Child Support Modification FAQ
The existing child support order seems really unfair to me - can I change it? If so, how ?
A child support order is a judicial order. This means that in order for any of the terms to be modified, a judge must approve an agreement or change the original order. Even if you and the child's other parent have agreed upon a modification of child support on your own, you still must go before a judge before the child support order can be changed.
If, as it often happens, you and the child's other parent cannot agree on child support, you have to request a hearing in front of a judge where you will both be allowed to make arguments about your proposed modification of child support. In general, family law does not allow for judicial modification of child support unless one parent or the other can show a change in their circumstances that necessitates the modification. Divorce can be a messy ordeal, and judges take great care to ensure that children aren't harmed by the process. This is why the law favors keeping child support orders stable and does not allow modification at a whim.

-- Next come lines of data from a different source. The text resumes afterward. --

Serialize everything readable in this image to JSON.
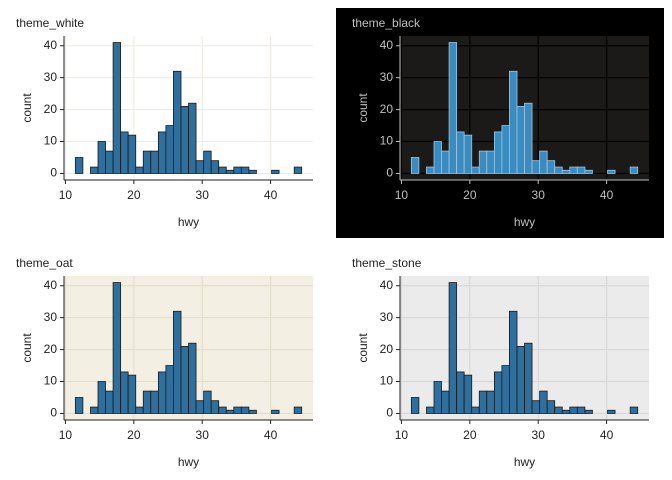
{
  "chart_data": [
    {
      "type": "histogram",
      "title": "theme_white",
      "xlabel": "hwy",
      "ylabel": "count",
      "bins": [
        11.45,
        12.55,
        13.66,
        14.76,
        15.86,
        16.97,
        18.07,
        19.17,
        20.28,
        21.38,
        22.48,
        23.59,
        24.69,
        25.79,
        26.9,
        28.0,
        29.1,
        30.21,
        31.31,
        32.41,
        33.52,
        34.62,
        35.72,
        36.83,
        37.93,
        39.03,
        40.14,
        41.24,
        42.34,
        43.45,
        44.55
      ],
      "values": [
        5,
        0,
        2,
        10,
        7,
        41,
        13,
        12,
        2,
        7,
        7,
        13,
        15,
        32,
        21,
        22,
        4,
        7,
        4,
        2,
        1,
        2,
        2,
        1,
        0,
        0,
        1,
        0,
        0,
        2
      ],
      "xlim": [
        9.79,
        46.2
      ],
      "ylim": [
        -2.05,
        43.05
      ],
      "xticks": [
        10,
        20,
        30,
        40
      ],
      "yticks": [
        0,
        10,
        20,
        30,
        40
      ],
      "color": "#2e6f9e",
      "edge_color": "#1a1a1a",
      "background": "#ffffff",
      "panel_color": "#ffffff",
      "grid_color": "#f0ede0",
      "text_color": "#222222"
    },
    {
      "type": "histogram",
      "title": "theme_black",
      "xlabel": "hwy",
      "ylabel": "count",
      "bins": [
        11.45,
        12.55,
        13.66,
        14.76,
        15.86,
        16.97,
        18.07,
        19.17,
        20.28,
        21.38,
        22.48,
        23.59,
        24.69,
        25.79,
        26.9,
        28.0,
        29.1,
        30.21,
        31.31,
        32.41,
        33.52,
        34.62,
        35.72,
        36.83,
        37.93,
        39.03,
        40.14,
        41.24,
        42.34,
        43.45,
        44.55
      ],
      "values": [
        5,
        0,
        2,
        10,
        7,
        41,
        13,
        12,
        2,
        7,
        7,
        13,
        15,
        32,
        21,
        22,
        4,
        7,
        4,
        2,
        1,
        2,
        2,
        1,
        0,
        0,
        1,
        0,
        0,
        2
      ],
      "xlim": [
        9.79,
        46.2
      ],
      "ylim": [
        -2.05,
        43.05
      ],
      "xticks": [
        10,
        20,
        30,
        40
      ],
      "yticks": [
        0,
        10,
        20,
        30,
        40
      ],
      "color": "#3a8cc0",
      "edge_color": "#9fc6e0",
      "background": "#000000",
      "panel_color": "#1c1a19",
      "grid_color": "#000000",
      "text_color": "#bfbfbf"
    },
    {
      "type": "histogram",
      "title": "theme_oat",
      "xlabel": "hwy",
      "ylabel": "count",
      "bins": [
        11.45,
        12.55,
        13.66,
        14.76,
        15.86,
        16.97,
        18.07,
        19.17,
        20.28,
        21.38,
        22.48,
        23.59,
        24.69,
        25.79,
        26.9,
        28.0,
        29.1,
        30.21,
        31.31,
        32.41,
        33.52,
        34.62,
        35.72,
        36.83,
        37.93,
        39.03,
        40.14,
        41.24,
        42.34,
        43.45,
        44.55
      ],
      "values": [
        5,
        0,
        2,
        10,
        7,
        41,
        13,
        12,
        2,
        7,
        7,
        13,
        15,
        32,
        21,
        22,
        4,
        7,
        4,
        2,
        1,
        2,
        2,
        1,
        0,
        0,
        1,
        0,
        0,
        2
      ],
      "xlim": [
        9.79,
        46.2
      ],
      "ylim": [
        -2.05,
        43.05
      ],
      "xticks": [
        10,
        20,
        30,
        40
      ],
      "yticks": [
        0,
        10,
        20,
        30,
        40
      ],
      "color": "#2e6f9e",
      "edge_color": "#1a1a1a",
      "background": "#ffffff",
      "panel_color": "#f3f0e3",
      "grid_color": "#e4dfc9",
      "text_color": "#222222"
    },
    {
      "type": "histogram",
      "title": "theme_stone",
      "xlabel": "hwy",
      "ylabel": "count",
      "bins": [
        11.45,
        12.55,
        13.66,
        14.76,
        15.86,
        16.97,
        18.07,
        19.17,
        20.28,
        21.38,
        22.48,
        23.59,
        24.69,
        25.79,
        26.9,
        28.0,
        29.1,
        30.21,
        31.31,
        32.41,
        33.52,
        34.62,
        35.72,
        36.83,
        37.93,
        39.03,
        40.14,
        41.24,
        42.34,
        43.45,
        44.55
      ],
      "values": [
        5,
        0,
        2,
        10,
        7,
        41,
        13,
        12,
        2,
        7,
        7,
        13,
        15,
        32,
        21,
        22,
        4,
        7,
        4,
        2,
        1,
        2,
        2,
        1,
        0,
        0,
        1,
        0,
        0,
        2
      ],
      "xlim": [
        9.79,
        46.2
      ],
      "ylim": [
        -2.05,
        43.05
      ],
      "xticks": [
        10,
        20,
        30,
        40
      ],
      "yticks": [
        0,
        10,
        20,
        30,
        40
      ],
      "color": "#2e6f9e",
      "edge_color": "#1a1a1a",
      "background": "#ffffff",
      "panel_color": "#ebebeb",
      "grid_color": "#d8d8d8",
      "text_color": "#222222"
    }
  ]
}
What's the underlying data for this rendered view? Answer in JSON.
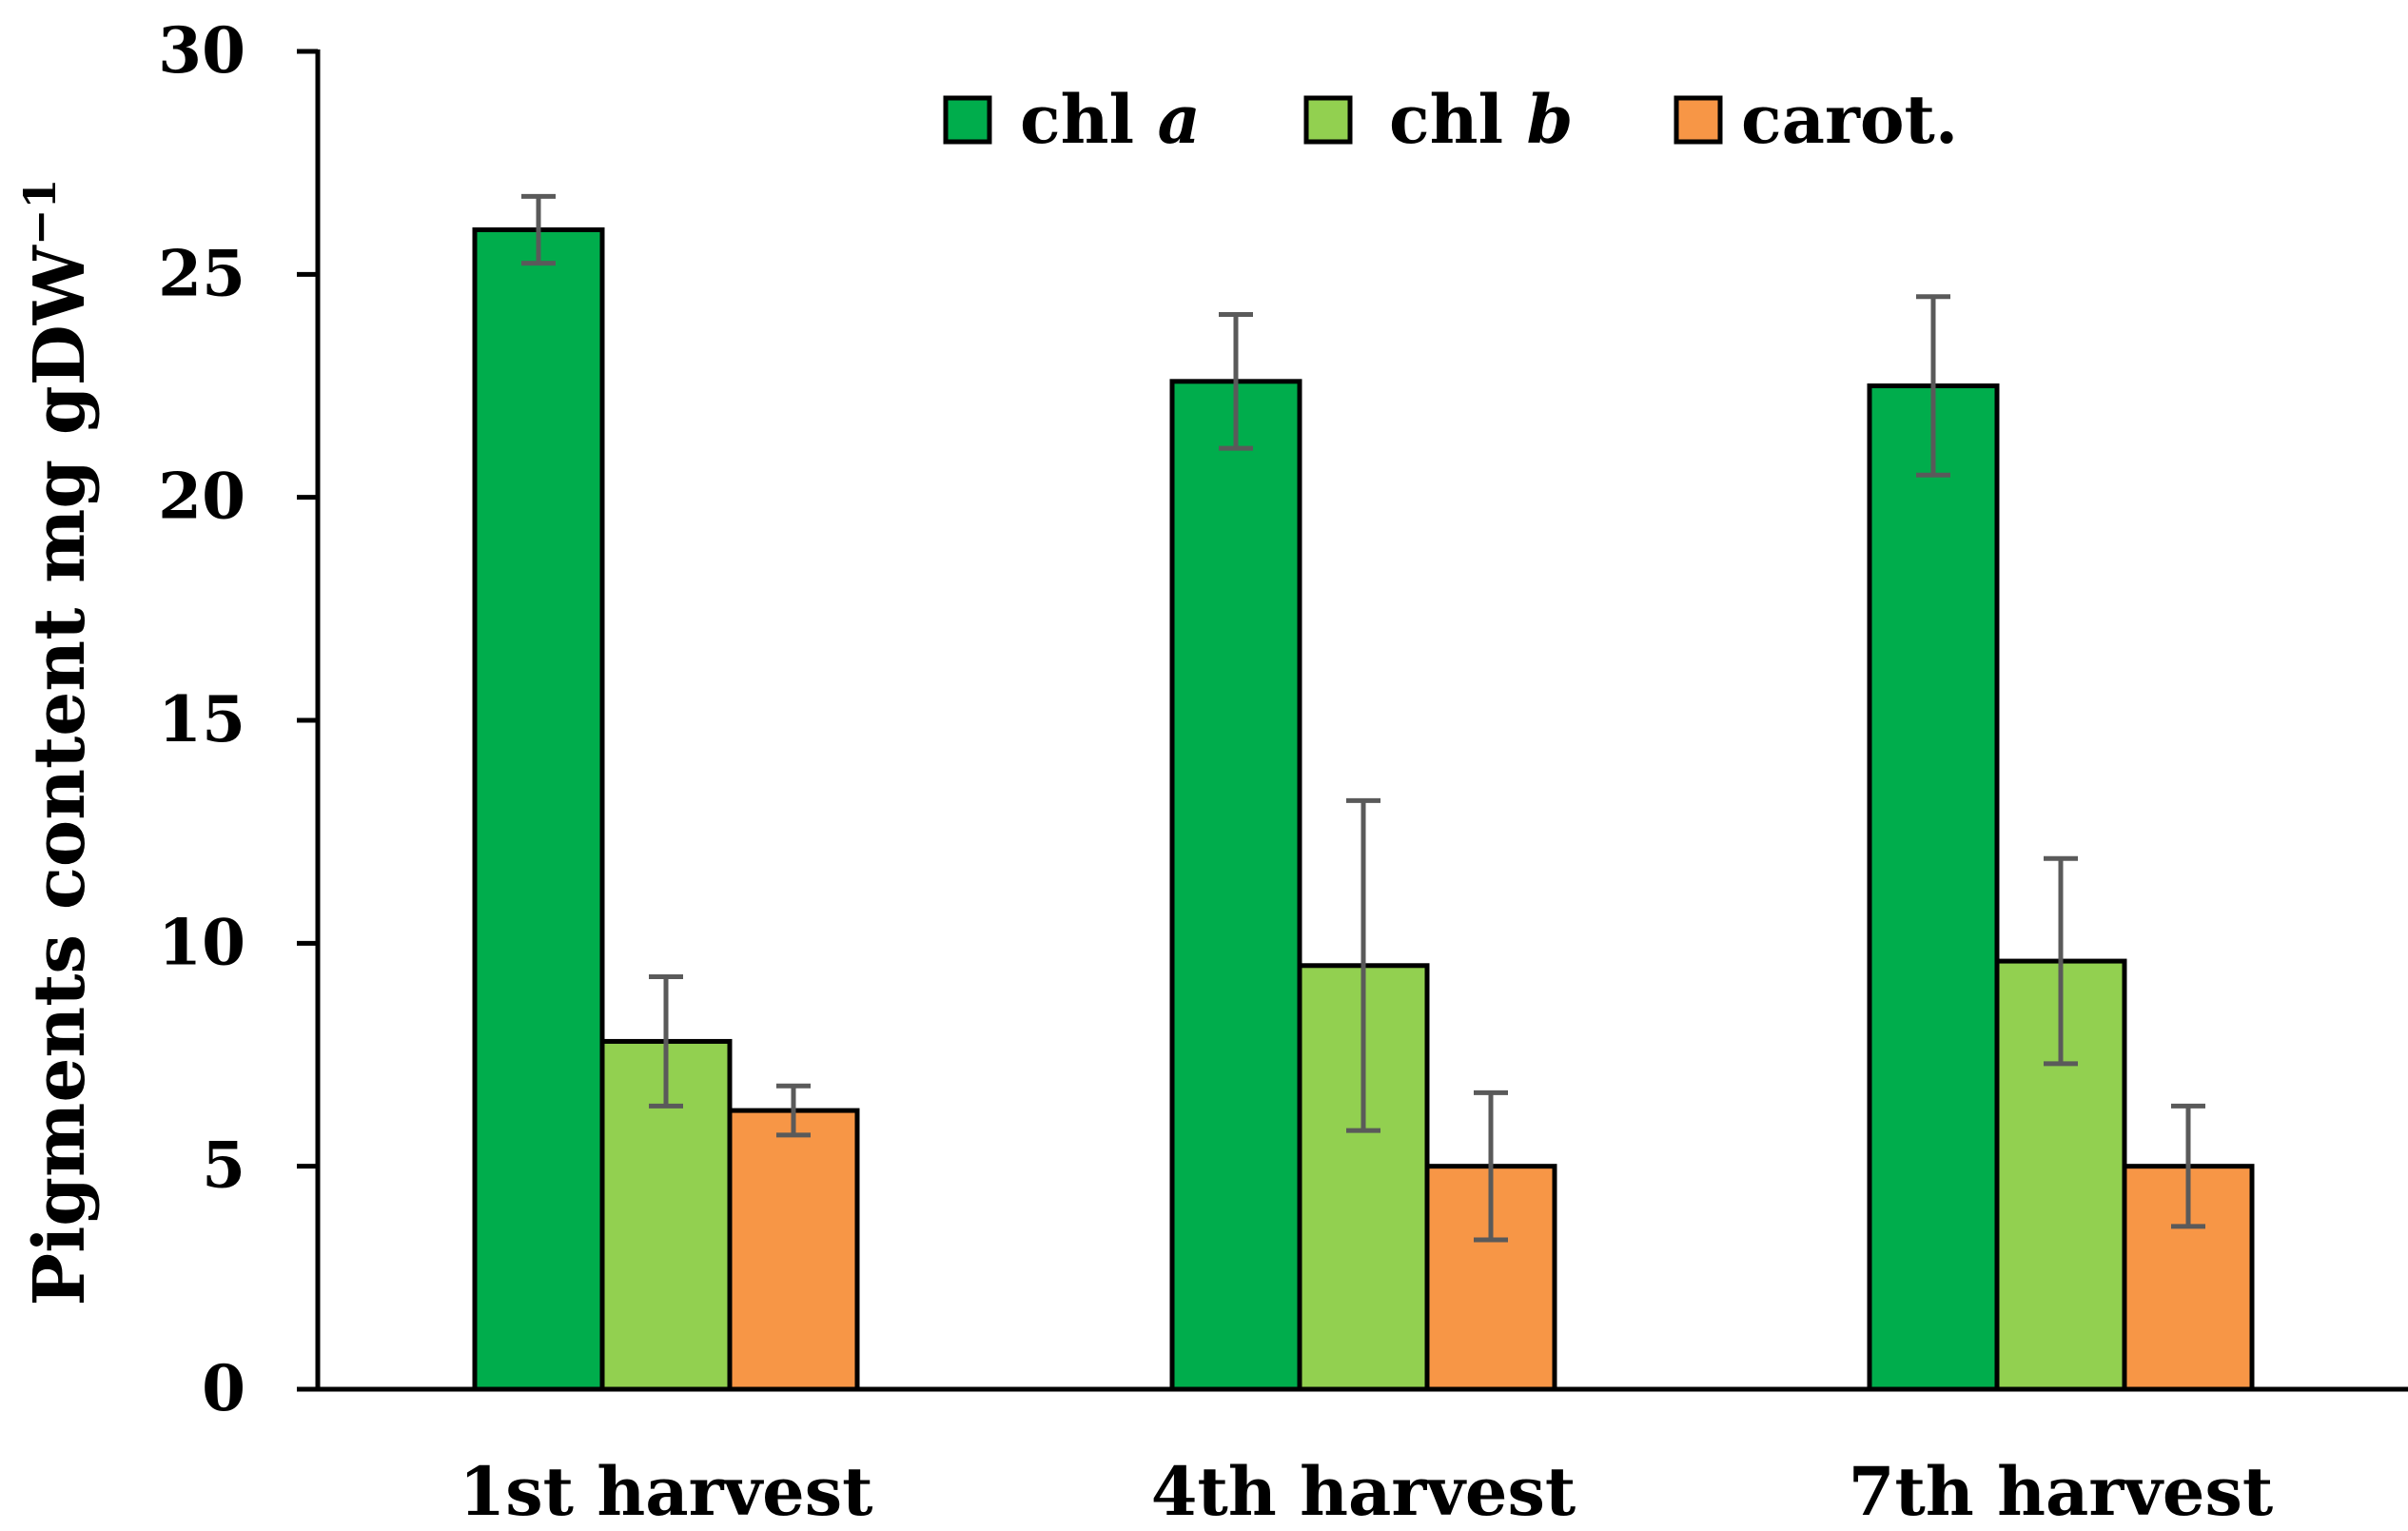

Even so, modifications are granted on occasion and these changes can either be permanent or temporary, depending on the circumstances. Temporary modifications of child support can be granted due to temporary situationa such as a child's medical emergency, the temporary loss of employment by one parent, or a medical emergency of one parent. A temporary modification of child support can also be associated with a temporary change of child custody if one parent must be in the hospital for an extended period.
A permanent modification of child support arrangements is generally granted when one parent's position changes in a permanent manner. For instance, if one parent remarries, this increases his or her respective income which could in turn increase his or her monthly child support payments. Other examples of situations that could result in permanent modification of child support orders include changes in family law regarding child support, a permanent disability of one parent, the needs of the child, or a job change of one parent.
Is there a way to modify my child support order without going before a judge?
There is. Some judges include a Cost of Living Adjustment (COLA) clause in all of the child support orders they issue. These clauses make it so the child support payments change each year in accord with the increase or decrease of the annual cost of living. This amount is normally determined by an economic indicator. If a COLA clause is included in your child support order, you do not need to go before a judge in order to modify the payment amount based on an increase or decrease in the cost of living.